The Defense Department, Department of Homeland Security and Department of Veterans Affairs, meanwhile, are the winners in the budget blueprint.

The budget also increases user fees, boosting the airline ticket tax by $1 per one-way trip. It would also slash subsidies for the federal flood insurance program that's a linchpin for the real estate market, especially in coastal southern states and the Northeast.

Trump's proposal will face resistance from Capitol Hill, and not just with opposition Democrats outraged over cuts to pet programs such as renewable energy, climate change research and rehabilitation of housing projects.

Republicans like Sen. Rob Portman of Ohio are irate over planned elimination of a program to restore the Great Lakes. Top Republicans like Majority Leader Mitch McConnell of Kentucky and Senate Foreign Relations Committee Chairman Bob Corker of Tennessee are opposed to drastic cuts to foreign aid. And even GOP defense hawks like Armed Services Committee Chairman Mac Thornberry of Texas aren't satisfied with the $54 billion increase for the military.

Before the two sides go to war over Trump's 2018 plan, they need to clean up more than $1.1 trillion in unfinished agency budgets for the current year. A temporary catchall spending bill expires April 28; negotiations have barely started and could get hung up over Trump's request for the wall and additional border patrol and immigration enforcement agents, just for starters.

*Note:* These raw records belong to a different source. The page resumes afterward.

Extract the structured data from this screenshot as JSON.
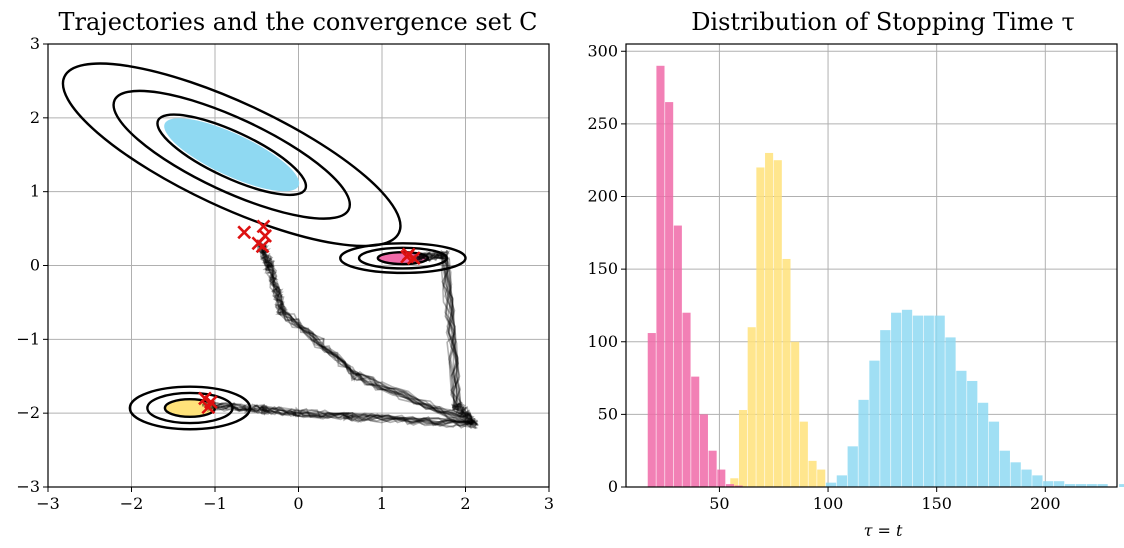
{
  "chart_data": [
    {
      "type": "scatter",
      "title": "Trajectories and the convergence set C",
      "xlabel": "",
      "ylabel": "",
      "xlim": [
        -3,
        3
      ],
      "ylim": [
        -3,
        3
      ],
      "xticks": [
        -3,
        -2,
        -1,
        0,
        1,
        2,
        3
      ],
      "yticks": [
        -3,
        -2,
        -1,
        0,
        1,
        2,
        3
      ],
      "xtick_labels": [
        "−3",
        "−2",
        "−1",
        "0",
        "1",
        "2",
        "3"
      ],
      "ytick_labels": [
        "−3",
        "−2",
        "−1",
        "0",
        "1",
        "2",
        "3"
      ],
      "grid": true,
      "colors": {
        "blue": "#8fd9f2",
        "yellow": "#ffe27a",
        "pink": "#f06aa8",
        "marker": "#dd1111",
        "trajectory": "#000000"
      },
      "convergence_sets": [
        {
          "color": "blue",
          "center": [
            -0.8,
            1.5
          ],
          "rx": 0.25,
          "ry": 1.0,
          "angle_deg": 65,
          "contour_scales": [
            1.1,
            1.75,
            2.5
          ]
        },
        {
          "color": "pink",
          "center": [
            1.25,
            0.1
          ],
          "rx": 0.3,
          "ry": 0.08,
          "angle_deg": 0,
          "contour_scales": [
            1.0,
            1.75,
            2.5
          ]
        },
        {
          "color": "yellow",
          "center": [
            -1.3,
            -1.93
          ],
          "rx": 0.3,
          "ry": 0.12,
          "angle_deg": 0,
          "contour_scales": [
            1.0,
            1.7,
            2.4
          ]
        }
      ],
      "markers": [
        [
          -0.65,
          0.45
        ],
        [
          -0.42,
          0.53
        ],
        [
          -0.4,
          0.4
        ],
        [
          -0.48,
          0.3
        ],
        [
          -0.43,
          0.26
        ],
        [
          1.3,
          0.12
        ],
        [
          1.38,
          0.1
        ],
        [
          1.32,
          0.15
        ],
        [
          -1.12,
          -1.8
        ],
        [
          -1.05,
          -1.85
        ],
        [
          -1.08,
          -1.92
        ]
      ]
    },
    {
      "type": "bar",
      "title": "Distribution of Stopping Time τ",
      "xlabel": "τ = t",
      "ylabel": "",
      "xlim": [
        7,
        233
      ],
      "ylim": [
        0,
        305
      ],
      "xticks": [
        50,
        100,
        150,
        200
      ],
      "yticks": [
        0,
        50,
        100,
        150,
        200,
        250,
        300
      ],
      "grid": true,
      "series": [
        {
          "color": "#8fd9f2",
          "bin_start": 99,
          "bin_width": 5,
          "values": [
            3,
            8,
            28,
            60,
            87,
            108,
            120,
            122,
            118,
            118,
            118,
            103,
            80,
            73,
            58,
            45,
            25,
            17,
            12,
            8,
            4,
            4,
            2,
            2,
            2,
            2,
            0,
            2
          ]
        },
        {
          "color": "#ffe27a",
          "bin_start": 55,
          "bin_width": 4,
          "values": [
            6,
            53,
            110,
            220,
            230,
            225,
            157,
            100,
            45,
            18,
            12
          ]
        },
        {
          "color": "#f06aa8",
          "bin_start": 17,
          "bin_width": 4,
          "values": [
            106,
            290,
            265,
            180,
            120,
            76,
            50,
            25,
            12,
            2,
            1
          ]
        }
      ]
    }
  ]
}
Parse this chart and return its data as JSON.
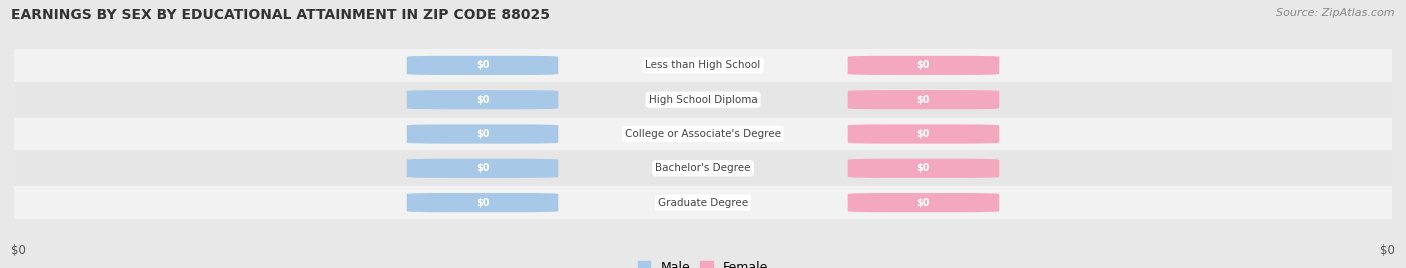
{
  "title": "EARNINGS BY SEX BY EDUCATIONAL ATTAINMENT IN ZIP CODE 88025",
  "source": "Source: ZipAtlas.com",
  "categories": [
    "Less than High School",
    "High School Diploma",
    "College or Associate's Degree",
    "Bachelor's Degree",
    "Graduate Degree"
  ],
  "male_values": [
    0,
    0,
    0,
    0,
    0
  ],
  "female_values": [
    0,
    0,
    0,
    0,
    0
  ],
  "male_color": "#a8c8e8",
  "female_color": "#f4a8c0",
  "label_text_color": "#ffffff",
  "category_text_color": "#444444",
  "background_color": "#e8e8e8",
  "row_bg_odd": "#f0f0f0",
  "row_bg_even": "#e0e0e0",
  "xlabel_left": "$0",
  "xlabel_right": "$0",
  "legend_male": "Male",
  "legend_female": "Female",
  "title_fontsize": 10,
  "source_fontsize": 8,
  "figsize": [
    14.06,
    2.68
  ],
  "dpi": 100
}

Some of the most politically sensitive domestic programs would be spared, including food aid for pregnant women and their children, housing vouchers for the poor, aid for special education and school districts for the poor, and federal aid to historically black colleges and universities.

But the National Institutes of Health would absorb a $5.8 billion cut despite Trump's talk in a recent address to Congress of finding "cures to the illnesses that have always plagued us." Subsidies for airlines serving rural airports in Trump strongholds would be eliminated. It would also shut down Amtrak's money-losing long-distance routes and kill off a popular $500 million per-year "TIGER Grant" program for highway projects created by Obama.

The Associated Press contributed to this report.